Just in time for the Westminster Kennel Club Dog Show when all of New York City goes to the dogs, New York University’s Fales Collection will open “The Dog Show: Canines in English and American Literature,” an exhibition of over 75 first editions, manuscripts and other archival records of the “literary dog” wherever he is found. The show, which opens on February 13, 2002, and will be on display through April 26, is on exhibit at the NYU Fales Collection, 3rd floor of the NYU Bobst Library 70 Washington Square South. It is free and open to the public; for further information call 212/998-2596.
Mankind’s oldest lasting relationship outside his own species and perhaps even within it is with his dog. Dogs are there beside us, woven into the fabric of our history and culture more often than we are aware. A quick glance at our favorite literature shows that dogs turn up everywhere. From Odysseus’s faithful hound Argos in The Odyssey to the sheepdogs of the Book of Job to The Canterbury Tales, Shakespeare, and Dickens, over and over again, a dog is therewith something significant to say.
Young adult literature, of course, is full of dogs: White Fang, Buck, Lassie, Old Yeller, Lad, Big Red, to name just a few. But dog heroes appear in adult-oriented works as well: J.R. Ackerley’s My Dog Tulip, Virginia Woolf’s Flush, the many works of Rudyard Kipling and James Thurber, and on and on. And many other writers kept their relationships with their dogs more private; these include Eugene O’Neill, Sir Walter Scott, Lord Byron, Edith Wharton, Elizabeth Barrett Browning, E.B. White and Dorothy Parker, just to name a few famous authors who had deep and poignant relationships with their dogs.
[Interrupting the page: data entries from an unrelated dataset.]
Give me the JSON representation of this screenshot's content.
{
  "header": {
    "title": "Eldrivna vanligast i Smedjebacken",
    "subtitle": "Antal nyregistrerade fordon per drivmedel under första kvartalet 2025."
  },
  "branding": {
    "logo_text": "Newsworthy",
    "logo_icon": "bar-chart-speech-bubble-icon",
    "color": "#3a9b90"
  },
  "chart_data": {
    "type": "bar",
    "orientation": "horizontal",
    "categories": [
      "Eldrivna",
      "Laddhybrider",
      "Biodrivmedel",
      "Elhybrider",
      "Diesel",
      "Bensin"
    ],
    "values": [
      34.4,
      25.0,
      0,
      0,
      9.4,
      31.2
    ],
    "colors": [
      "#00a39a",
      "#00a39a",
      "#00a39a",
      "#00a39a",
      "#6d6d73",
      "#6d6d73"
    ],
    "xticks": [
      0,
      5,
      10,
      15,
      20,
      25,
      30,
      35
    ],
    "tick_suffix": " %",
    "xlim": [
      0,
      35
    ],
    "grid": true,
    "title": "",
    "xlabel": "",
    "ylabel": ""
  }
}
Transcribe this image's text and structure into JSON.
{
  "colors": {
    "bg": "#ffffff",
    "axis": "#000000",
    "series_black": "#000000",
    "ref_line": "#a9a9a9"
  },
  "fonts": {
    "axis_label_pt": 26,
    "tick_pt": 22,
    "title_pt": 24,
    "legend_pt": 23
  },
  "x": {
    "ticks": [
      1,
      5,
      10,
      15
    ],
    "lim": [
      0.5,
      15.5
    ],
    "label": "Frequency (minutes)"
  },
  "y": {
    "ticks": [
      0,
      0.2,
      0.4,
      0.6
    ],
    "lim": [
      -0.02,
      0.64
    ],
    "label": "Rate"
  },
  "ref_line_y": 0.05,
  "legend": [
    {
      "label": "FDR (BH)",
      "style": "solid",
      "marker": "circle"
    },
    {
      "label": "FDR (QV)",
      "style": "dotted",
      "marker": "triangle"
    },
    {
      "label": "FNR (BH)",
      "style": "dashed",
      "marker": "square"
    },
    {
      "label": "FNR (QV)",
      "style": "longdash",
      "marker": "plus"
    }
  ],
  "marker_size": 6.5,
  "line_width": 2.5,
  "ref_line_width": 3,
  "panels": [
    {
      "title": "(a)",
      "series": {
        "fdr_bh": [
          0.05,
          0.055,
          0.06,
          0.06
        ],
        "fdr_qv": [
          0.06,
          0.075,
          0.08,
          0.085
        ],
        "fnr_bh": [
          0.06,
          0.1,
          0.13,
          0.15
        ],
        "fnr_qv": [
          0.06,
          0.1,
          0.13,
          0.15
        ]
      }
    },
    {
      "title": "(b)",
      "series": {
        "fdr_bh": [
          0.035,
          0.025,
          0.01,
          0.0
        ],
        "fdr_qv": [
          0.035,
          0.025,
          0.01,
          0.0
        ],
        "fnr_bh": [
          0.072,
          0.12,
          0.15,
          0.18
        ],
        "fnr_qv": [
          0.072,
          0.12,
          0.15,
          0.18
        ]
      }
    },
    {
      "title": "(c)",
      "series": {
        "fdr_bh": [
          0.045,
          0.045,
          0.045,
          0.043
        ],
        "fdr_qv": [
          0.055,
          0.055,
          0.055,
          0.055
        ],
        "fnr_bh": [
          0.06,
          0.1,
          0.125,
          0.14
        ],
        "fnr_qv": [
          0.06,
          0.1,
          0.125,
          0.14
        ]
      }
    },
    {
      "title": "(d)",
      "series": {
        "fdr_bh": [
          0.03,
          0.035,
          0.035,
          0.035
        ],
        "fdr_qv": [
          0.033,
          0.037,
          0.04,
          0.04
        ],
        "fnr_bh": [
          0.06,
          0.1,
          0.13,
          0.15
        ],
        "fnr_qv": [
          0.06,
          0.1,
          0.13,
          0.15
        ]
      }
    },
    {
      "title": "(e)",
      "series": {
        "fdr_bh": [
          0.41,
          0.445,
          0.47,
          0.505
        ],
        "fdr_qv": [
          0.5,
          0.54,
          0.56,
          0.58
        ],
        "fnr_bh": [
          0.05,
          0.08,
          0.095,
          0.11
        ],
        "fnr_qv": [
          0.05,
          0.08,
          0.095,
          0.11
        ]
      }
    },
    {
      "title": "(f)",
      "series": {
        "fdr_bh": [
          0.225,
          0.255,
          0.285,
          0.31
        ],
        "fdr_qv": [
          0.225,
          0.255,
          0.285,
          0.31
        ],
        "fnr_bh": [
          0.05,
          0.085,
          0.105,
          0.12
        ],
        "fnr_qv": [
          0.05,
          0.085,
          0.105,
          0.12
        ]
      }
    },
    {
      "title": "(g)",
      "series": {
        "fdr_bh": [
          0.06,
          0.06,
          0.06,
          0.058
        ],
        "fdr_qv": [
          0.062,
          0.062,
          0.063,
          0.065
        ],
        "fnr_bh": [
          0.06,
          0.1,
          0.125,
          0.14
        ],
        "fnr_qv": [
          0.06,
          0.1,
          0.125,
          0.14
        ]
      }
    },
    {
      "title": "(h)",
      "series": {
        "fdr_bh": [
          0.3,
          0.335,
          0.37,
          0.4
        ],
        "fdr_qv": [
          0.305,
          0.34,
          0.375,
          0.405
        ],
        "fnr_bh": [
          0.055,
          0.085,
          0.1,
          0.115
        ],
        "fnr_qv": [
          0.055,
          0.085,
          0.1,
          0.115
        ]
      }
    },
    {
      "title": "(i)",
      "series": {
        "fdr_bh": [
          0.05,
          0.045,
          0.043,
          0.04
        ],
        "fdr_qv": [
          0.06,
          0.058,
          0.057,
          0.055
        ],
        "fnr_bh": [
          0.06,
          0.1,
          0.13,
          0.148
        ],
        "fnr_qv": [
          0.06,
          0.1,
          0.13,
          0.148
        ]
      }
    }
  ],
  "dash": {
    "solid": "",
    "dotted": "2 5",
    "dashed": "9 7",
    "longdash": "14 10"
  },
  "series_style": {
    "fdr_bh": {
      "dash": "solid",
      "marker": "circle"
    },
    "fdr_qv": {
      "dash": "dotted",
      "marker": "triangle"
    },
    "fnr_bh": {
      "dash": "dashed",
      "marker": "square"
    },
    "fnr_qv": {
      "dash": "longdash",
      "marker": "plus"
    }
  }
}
“The Dog Show” draws on the extensive holdings of English and American fiction in NYU’s Fales Collection, charting the ever-present literary dog. From Greek papyri to early printed books to Chaucer, Shakespeare, Dickens and into the modern period, the dog is as common in the history of literature as he is steadfast at his master’s feet.
The NYU Fales Collection currently holds over 200,000 volumes of English and American literature and over 5,000 linear feet of archives. This exhibition is curated by Wendy Anthony.